La Gala Municipal se realizará el martes 16 de julio a las 10:30 en el Parque Mirador La Paz, en el macrodistrito Cotahuma, y contará con la presencia de autoridades nacionales, embajadores y representantes de organismos internacionales, según informó la Secretaría Municipal de Culturas.
El evento tiene previsto homenajear a ciudadanos paceños destacados por su aporte a la ciudad y, además, incluirá un discurso del alcalde Arias en reemplazo de la tradicional Sesión de Honor, que tradicionalmente se organiza en conjunto con el Concejo Municipal.

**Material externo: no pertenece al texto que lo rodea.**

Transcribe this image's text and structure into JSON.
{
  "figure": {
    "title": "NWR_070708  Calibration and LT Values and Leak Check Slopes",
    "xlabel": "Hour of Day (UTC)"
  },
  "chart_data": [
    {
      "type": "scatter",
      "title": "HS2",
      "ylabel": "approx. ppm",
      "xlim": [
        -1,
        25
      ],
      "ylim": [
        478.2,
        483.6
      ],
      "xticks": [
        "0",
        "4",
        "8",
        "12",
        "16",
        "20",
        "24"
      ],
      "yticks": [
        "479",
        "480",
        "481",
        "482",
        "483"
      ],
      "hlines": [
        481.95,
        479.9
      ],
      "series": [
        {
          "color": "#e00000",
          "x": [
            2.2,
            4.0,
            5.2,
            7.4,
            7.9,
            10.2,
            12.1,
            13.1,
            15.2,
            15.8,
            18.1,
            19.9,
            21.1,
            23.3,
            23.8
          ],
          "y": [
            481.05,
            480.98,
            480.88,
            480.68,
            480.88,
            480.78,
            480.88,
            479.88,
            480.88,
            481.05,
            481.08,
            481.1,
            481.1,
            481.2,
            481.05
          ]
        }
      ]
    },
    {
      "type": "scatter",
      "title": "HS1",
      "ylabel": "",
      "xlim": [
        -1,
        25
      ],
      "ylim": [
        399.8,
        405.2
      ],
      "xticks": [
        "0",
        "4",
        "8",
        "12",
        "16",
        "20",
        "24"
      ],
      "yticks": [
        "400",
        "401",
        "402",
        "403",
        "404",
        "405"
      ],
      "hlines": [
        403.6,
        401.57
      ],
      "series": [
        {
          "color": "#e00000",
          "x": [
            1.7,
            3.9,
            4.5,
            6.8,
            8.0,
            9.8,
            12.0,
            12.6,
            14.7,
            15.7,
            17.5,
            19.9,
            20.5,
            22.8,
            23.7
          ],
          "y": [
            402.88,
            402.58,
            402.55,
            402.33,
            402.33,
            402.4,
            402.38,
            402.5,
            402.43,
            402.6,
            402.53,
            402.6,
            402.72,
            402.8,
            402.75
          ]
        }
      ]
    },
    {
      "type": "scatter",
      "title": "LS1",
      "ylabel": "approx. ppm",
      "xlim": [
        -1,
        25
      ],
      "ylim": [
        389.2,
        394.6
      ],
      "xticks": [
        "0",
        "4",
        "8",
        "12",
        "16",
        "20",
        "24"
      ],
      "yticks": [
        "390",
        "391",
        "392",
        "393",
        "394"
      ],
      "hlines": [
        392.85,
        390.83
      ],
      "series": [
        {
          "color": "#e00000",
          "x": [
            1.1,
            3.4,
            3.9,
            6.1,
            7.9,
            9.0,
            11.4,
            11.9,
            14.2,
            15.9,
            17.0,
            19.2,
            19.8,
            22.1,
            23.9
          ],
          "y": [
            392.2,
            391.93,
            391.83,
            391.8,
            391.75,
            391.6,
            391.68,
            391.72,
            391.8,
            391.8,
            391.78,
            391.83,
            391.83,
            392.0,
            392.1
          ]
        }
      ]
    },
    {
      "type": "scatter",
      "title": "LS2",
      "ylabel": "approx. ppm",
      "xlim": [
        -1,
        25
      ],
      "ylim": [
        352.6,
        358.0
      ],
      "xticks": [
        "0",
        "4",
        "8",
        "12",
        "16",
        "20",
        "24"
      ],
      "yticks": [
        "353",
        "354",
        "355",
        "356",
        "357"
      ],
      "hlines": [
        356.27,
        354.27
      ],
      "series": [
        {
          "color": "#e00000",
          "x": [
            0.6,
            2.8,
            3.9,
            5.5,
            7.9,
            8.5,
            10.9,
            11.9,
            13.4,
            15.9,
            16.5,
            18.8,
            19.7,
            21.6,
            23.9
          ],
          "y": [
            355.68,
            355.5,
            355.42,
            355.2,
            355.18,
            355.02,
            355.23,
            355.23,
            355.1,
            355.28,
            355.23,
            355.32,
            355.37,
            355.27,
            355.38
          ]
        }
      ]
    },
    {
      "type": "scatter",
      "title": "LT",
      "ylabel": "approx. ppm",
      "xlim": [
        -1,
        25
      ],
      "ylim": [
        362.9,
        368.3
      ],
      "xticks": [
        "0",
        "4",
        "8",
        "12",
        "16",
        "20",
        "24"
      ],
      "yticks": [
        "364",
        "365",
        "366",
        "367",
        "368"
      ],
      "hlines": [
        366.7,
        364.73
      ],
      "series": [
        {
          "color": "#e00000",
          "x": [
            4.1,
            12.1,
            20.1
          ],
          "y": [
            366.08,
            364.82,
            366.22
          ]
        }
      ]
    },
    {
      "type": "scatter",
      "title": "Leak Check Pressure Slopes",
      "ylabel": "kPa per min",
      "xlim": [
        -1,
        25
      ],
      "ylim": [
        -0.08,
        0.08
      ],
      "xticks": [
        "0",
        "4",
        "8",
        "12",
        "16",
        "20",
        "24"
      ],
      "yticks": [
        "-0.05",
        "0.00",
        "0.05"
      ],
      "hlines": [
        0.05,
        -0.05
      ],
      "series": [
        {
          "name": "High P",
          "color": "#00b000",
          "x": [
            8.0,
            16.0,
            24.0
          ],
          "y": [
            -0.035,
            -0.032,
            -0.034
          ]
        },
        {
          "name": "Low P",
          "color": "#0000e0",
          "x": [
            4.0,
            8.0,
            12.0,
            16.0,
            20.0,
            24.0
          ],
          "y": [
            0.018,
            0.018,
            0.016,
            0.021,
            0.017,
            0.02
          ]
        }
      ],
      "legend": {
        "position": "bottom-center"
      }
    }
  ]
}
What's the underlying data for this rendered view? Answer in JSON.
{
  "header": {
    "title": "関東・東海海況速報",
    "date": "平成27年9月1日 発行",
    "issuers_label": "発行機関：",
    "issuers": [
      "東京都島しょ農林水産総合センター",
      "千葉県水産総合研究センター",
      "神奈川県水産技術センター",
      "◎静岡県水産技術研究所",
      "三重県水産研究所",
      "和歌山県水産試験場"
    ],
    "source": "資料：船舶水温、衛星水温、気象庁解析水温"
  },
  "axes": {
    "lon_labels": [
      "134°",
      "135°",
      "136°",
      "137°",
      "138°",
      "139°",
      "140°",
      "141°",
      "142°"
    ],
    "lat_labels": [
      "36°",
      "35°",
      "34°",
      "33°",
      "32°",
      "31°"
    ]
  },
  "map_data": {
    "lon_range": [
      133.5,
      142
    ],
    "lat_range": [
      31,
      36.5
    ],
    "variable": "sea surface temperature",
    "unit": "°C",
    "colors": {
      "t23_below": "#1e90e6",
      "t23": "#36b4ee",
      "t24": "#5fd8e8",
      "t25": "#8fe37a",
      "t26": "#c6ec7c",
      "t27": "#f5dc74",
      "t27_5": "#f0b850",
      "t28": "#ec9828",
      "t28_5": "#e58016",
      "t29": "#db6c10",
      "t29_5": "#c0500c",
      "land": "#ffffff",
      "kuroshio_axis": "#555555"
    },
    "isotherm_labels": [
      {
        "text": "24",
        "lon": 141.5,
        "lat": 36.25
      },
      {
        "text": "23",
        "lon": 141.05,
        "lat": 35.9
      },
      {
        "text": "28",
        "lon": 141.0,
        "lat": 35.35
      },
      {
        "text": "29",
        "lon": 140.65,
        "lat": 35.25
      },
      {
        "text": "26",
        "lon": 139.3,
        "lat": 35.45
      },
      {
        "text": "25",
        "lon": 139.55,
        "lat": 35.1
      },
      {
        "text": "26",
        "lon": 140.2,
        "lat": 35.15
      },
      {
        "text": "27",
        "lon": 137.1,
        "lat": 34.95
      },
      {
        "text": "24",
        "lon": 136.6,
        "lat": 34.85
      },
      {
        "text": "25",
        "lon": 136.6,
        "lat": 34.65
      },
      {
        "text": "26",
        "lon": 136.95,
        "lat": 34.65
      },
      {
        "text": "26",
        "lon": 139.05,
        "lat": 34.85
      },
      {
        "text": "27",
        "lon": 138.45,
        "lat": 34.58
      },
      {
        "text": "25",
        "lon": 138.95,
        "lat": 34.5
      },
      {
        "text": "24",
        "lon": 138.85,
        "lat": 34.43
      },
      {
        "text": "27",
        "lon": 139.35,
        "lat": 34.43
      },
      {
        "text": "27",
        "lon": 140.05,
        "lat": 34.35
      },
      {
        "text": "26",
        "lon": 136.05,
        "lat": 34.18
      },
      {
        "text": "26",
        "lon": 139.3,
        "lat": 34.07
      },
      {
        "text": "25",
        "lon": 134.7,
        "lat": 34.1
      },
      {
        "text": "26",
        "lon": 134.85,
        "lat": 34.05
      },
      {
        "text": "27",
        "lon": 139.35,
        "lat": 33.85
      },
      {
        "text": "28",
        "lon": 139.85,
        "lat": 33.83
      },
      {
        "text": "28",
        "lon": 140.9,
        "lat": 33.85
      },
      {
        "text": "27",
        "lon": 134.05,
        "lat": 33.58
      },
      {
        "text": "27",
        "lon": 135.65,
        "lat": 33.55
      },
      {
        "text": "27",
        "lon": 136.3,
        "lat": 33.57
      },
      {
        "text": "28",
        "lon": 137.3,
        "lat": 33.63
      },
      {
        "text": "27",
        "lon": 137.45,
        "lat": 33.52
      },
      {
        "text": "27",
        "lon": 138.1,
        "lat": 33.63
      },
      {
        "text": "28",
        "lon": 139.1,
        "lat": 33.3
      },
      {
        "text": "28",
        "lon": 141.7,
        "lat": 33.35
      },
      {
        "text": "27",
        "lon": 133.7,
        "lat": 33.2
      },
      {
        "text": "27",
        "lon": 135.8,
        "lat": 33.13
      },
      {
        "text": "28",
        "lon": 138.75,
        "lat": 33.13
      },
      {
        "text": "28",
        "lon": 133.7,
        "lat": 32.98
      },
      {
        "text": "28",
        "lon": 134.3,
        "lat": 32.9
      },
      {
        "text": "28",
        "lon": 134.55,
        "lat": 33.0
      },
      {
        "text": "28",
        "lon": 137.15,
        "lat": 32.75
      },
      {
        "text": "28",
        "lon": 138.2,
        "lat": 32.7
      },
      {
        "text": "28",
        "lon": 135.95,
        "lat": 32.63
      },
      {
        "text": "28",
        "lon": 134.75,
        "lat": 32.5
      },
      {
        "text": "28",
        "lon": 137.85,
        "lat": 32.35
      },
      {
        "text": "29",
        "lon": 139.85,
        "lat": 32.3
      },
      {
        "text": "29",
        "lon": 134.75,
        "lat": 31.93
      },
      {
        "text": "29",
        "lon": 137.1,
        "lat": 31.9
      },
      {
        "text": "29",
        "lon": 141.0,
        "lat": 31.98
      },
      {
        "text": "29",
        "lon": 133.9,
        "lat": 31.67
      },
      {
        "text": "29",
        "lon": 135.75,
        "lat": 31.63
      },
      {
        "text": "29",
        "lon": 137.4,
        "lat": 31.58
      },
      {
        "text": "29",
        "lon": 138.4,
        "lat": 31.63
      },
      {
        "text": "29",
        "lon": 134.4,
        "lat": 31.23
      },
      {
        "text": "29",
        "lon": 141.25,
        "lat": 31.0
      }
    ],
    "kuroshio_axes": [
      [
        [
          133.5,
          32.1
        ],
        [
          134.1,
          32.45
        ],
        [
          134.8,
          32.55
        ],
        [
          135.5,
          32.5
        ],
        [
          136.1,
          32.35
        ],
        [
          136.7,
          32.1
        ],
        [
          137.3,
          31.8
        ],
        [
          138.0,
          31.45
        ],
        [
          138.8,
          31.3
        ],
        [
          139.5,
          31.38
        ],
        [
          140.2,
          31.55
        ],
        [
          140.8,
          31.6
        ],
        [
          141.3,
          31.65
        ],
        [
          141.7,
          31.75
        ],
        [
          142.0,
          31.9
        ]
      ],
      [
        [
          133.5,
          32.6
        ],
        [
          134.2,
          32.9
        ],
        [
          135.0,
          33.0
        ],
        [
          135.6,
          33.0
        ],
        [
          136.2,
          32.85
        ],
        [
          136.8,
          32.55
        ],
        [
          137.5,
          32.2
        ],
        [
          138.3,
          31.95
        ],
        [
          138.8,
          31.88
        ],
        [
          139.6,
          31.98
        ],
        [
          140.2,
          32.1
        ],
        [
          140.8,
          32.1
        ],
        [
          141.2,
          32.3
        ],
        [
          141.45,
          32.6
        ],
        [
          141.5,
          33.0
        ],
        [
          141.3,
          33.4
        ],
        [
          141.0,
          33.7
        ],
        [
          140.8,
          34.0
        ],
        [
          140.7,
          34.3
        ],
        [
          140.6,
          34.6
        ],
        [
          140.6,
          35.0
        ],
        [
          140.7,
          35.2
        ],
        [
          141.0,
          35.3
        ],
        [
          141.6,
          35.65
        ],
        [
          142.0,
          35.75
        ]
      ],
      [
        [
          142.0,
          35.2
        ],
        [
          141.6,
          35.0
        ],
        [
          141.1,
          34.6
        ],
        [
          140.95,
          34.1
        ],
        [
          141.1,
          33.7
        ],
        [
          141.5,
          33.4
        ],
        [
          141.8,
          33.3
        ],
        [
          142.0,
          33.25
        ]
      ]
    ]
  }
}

La ruptura entre Arias y el Legislativo se arrastra desde hace meses. El alcalde primero desconoció a Lucio Quispe como presidente del Concejo, presentó una acción de amparo y logró revertir su elección. Sin embargo, en un segundo intento de reorganización, la nueva presidenta elegida fue Lourdes Chambilla, también de la bancada oficialista, pero hoy en desacuerdo con el Ejecutivo.
Chambilla solicitó presupuesto para organizar el acto conmemorativo, pero fue rechazada por el Ejecutivo. “¿Cómo le vamos a dar presupuesto si ella no es presidenta legal? Están cobrando sueldos sin trabajar ni tramitar un solo recurso en dos meses”, declaró Arias, ratificando su decisión de actuar al margen del Concejo.
En redes sociales, la tensión institucional también se refleja en el descontento ciudadano. Muchos usuarios tildaron al alcalde de “flojo”, “inoperante” y “corrupto”, cuestionando no solo su manejo político, sino la falta de soluciones concretas para la ciudad.
La celebración del 16 de julio, que debería unir a las instituciones paceñas, se convierte así en un nuevo escenario de confrontación política, con una Alcaldía que opta por celebrar en solitario mientras persiste la crisis de gobernabilidad en el municipio.